***
Это место каждый раз навевает воспоминания — не всегда хорошие (впрочем, их и без того слишком мало), не всегда приятные; иногда он вспоминает вещи, которые хотел бы забыть, иногда — те, что не хочет и не должен забывать нет, не так — должен помнить Аббатство, тишину и покой, уверенность — «то, что я делаю — правильно», темные бараки, псарню, вид на Ренхевен с обрыва у казарм. Допросную. Крики — иногда чужие, иногда свои. Вес каленой кочерги в руке, пса у ноги, собственное черное, тяжелое удовлетворение. Он никогда не был садистом — потому и работал так хорошо. Лучше многих. (Это не люди, говорил он, когда отстирывал перчатки от крови; обычно маски братьев смотрели понимающе, но иногда — совсем нет. Это еретики.) И это жуткое чувство, когда он увидел — словно мир перевернулся, словно огромный и гладкий кит, и случайно сбросил его со своей спины; когда он понял, что это не ошибка, что Кэмпбелл в самом деле не так свят, как казалось — далеко не так свят (теперь эта мысль вызывает у него только смех), и что другие или просто не хотят это видеть, или сами ничем не лучше. Когда его клеймили и выбросили с площади Холджера на Клеверинг, небо было серым — как всегда поздней осенью. Он помнит тонкий лед на мостовой, онемевшие от холода босые ноги, что ветра не было и пахло дождем, и еще — эту пустоту вокруг, словно весь квартал вымер, и такую же тишину.

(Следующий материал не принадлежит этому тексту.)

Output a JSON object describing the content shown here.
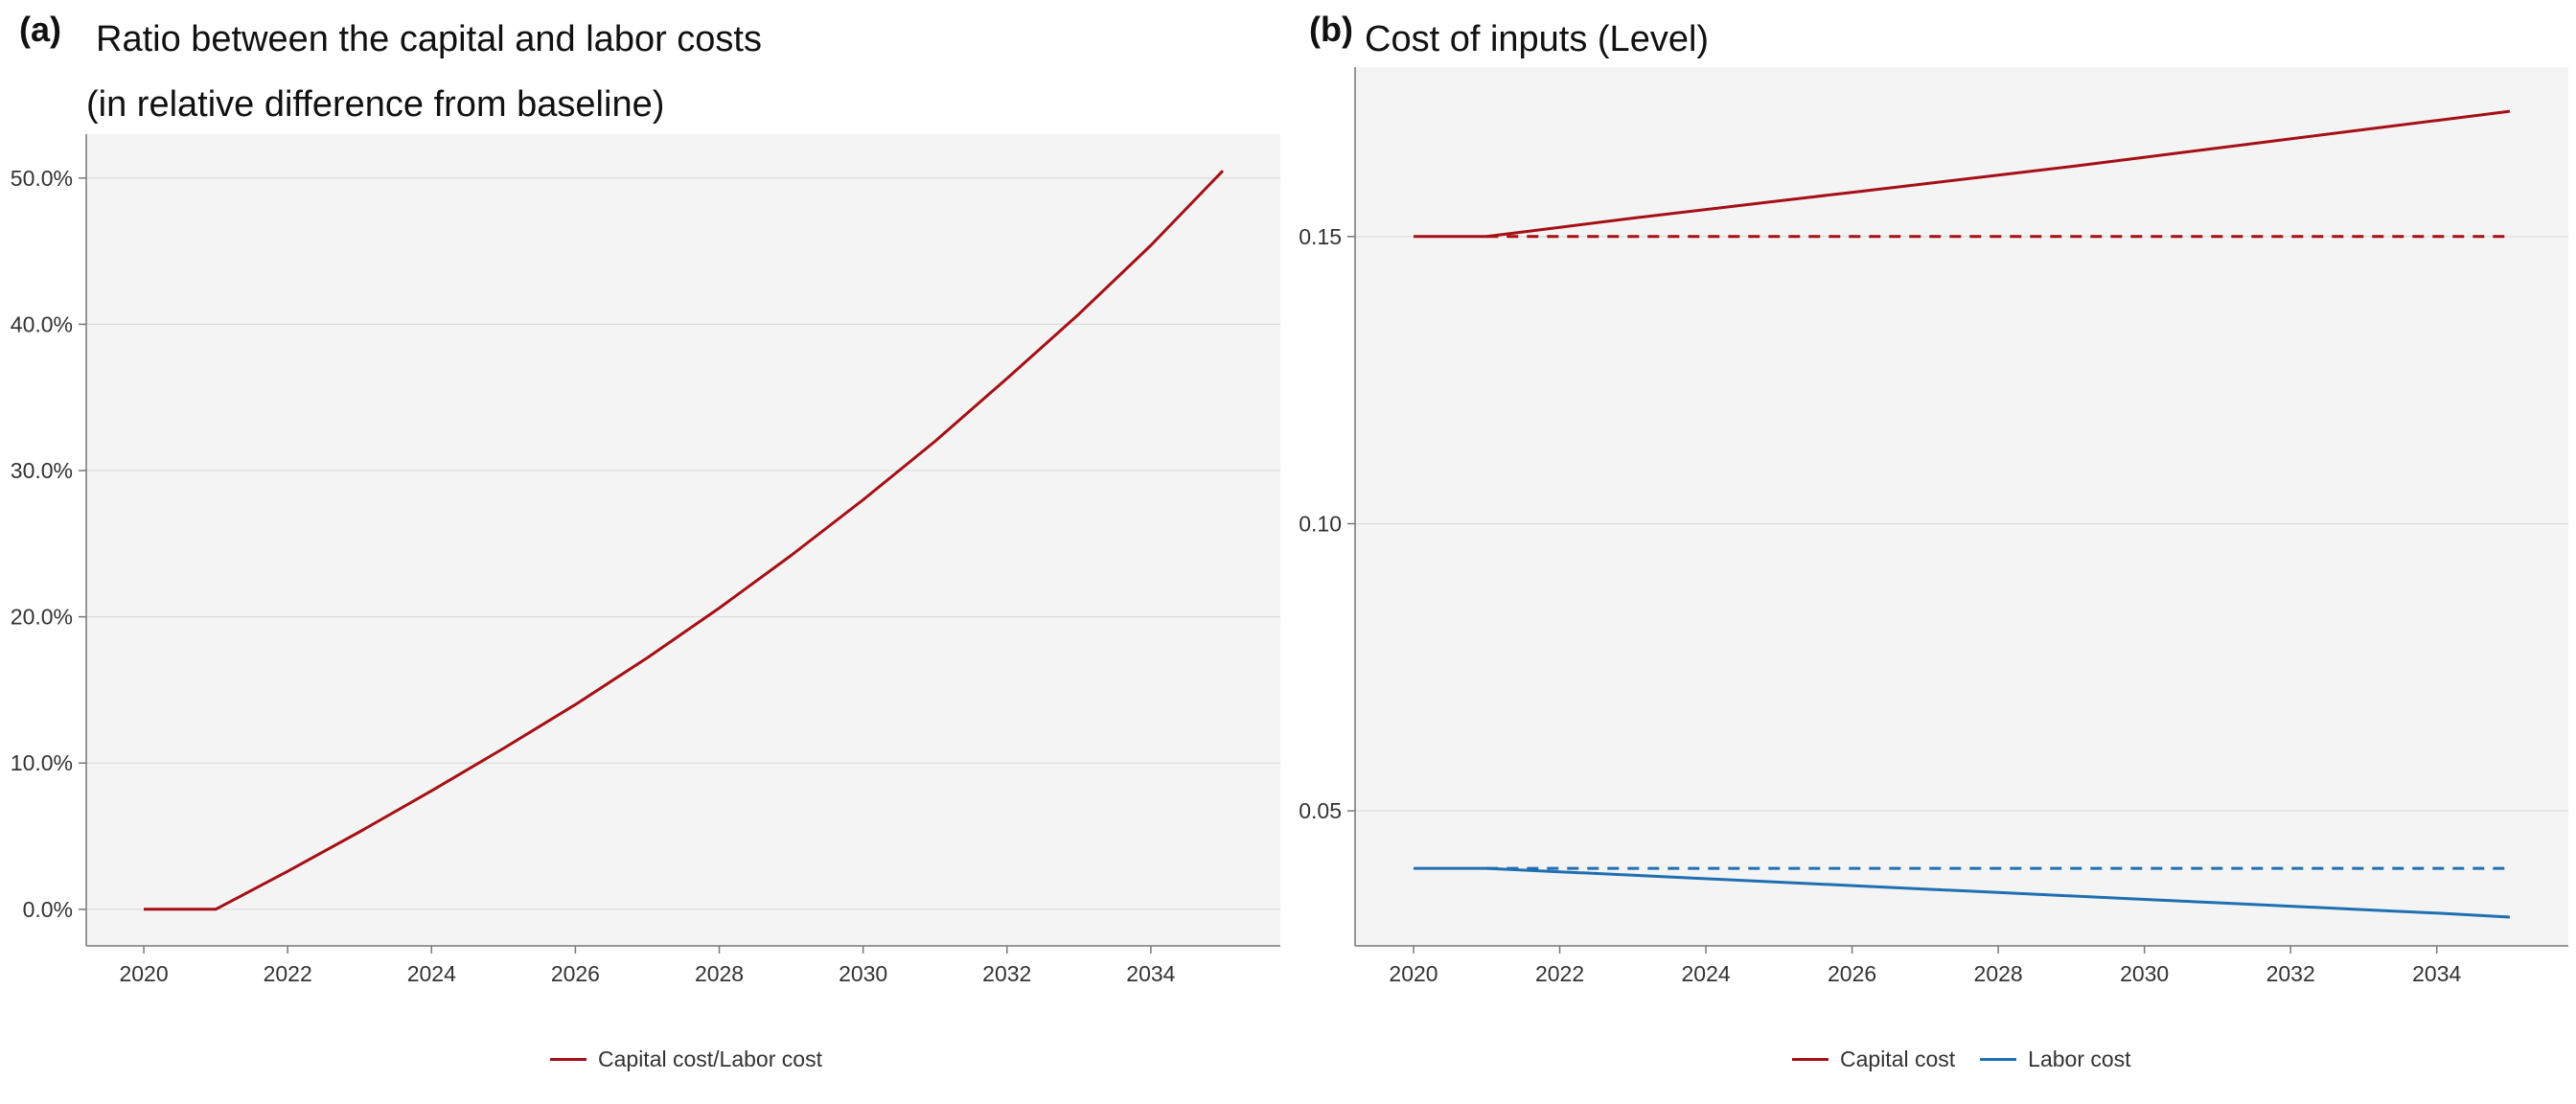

Гулкую, страшную, словно он рухнул с моста в Ренхевен (позже он посмеется над этим сравнением); все, что он слышал в ней — как далеко за спиной, за воротами на одной ноте выл Барренс.***
Райан вздрагивает, когда щенок вспрыгивает на бортик и балансирует на нем — почти серконский акробат, только слишком волосат для этого, — и, протянув руку, за шкирку затаскивает его к себе на колени. — Нагулялся? — спрашивает он со смешком; щенок тявкает и ловко переворачивается, подставляя живот. Барренс никогда так не делал. Барренс был сильной, злобной, умной и послушной зверюгой — настоящей гордостью аббатских псарей; этот щенок полон энергии и пока слишком глуп — прикажи ему охранять дверь, попытается выломать ее и утащить с собой. Ну, или облизать чужого, а не облаять. Глупо, впрочем, ожидать от щенка чего-то другого; нет, Райан вовсе не расстроен. Он любит этого рыжика, правда. Просто это не Барренс. Пожалуй, это и к лучшему. Прошлое все никак не отпустит его. Аббатство никак не отпустит его. Спустя пятнадцать лет ему все еще снятся золоченые маски и чистые белые стены Канцелярии, и, иногда, жесткая шерсть под пальцами и щекотное жаркое дыхание; спустя пятнадцать лет он все еще скучает по Барренсу и следует запретам. Только вот сейчас он сам себе верховный смотритель — сам трактует, сам следует, сам следит за исполнением. Так лучше. Никакой лжи, недомолвок и лицемерия; никакого фанатизма, только убеждения. — Барренс, — говорит он и чувствует, как перехватывает горло от странного и не до конца понятного чувства; шарит свободной ладонью за спиной, пока не нащупывает запримеченную несколько дней назад палку. Бездна знает, откуда она тут взялась, если рядом нет деревьев; может, упала с крыши, может, была здесь давно, а может, ее кто-то принес. В конце концов, невозможно что-то скрыть от китобоев. — Ты ведь умеешь плавать, правда? Принеси. Щенок бросается в воду так, словно не лежал секунду назад расслабленной и счастливой горжеткой, и брызг от него больше, чем можно было бы подумать; Райан стирает капли с лица и тихо смеется.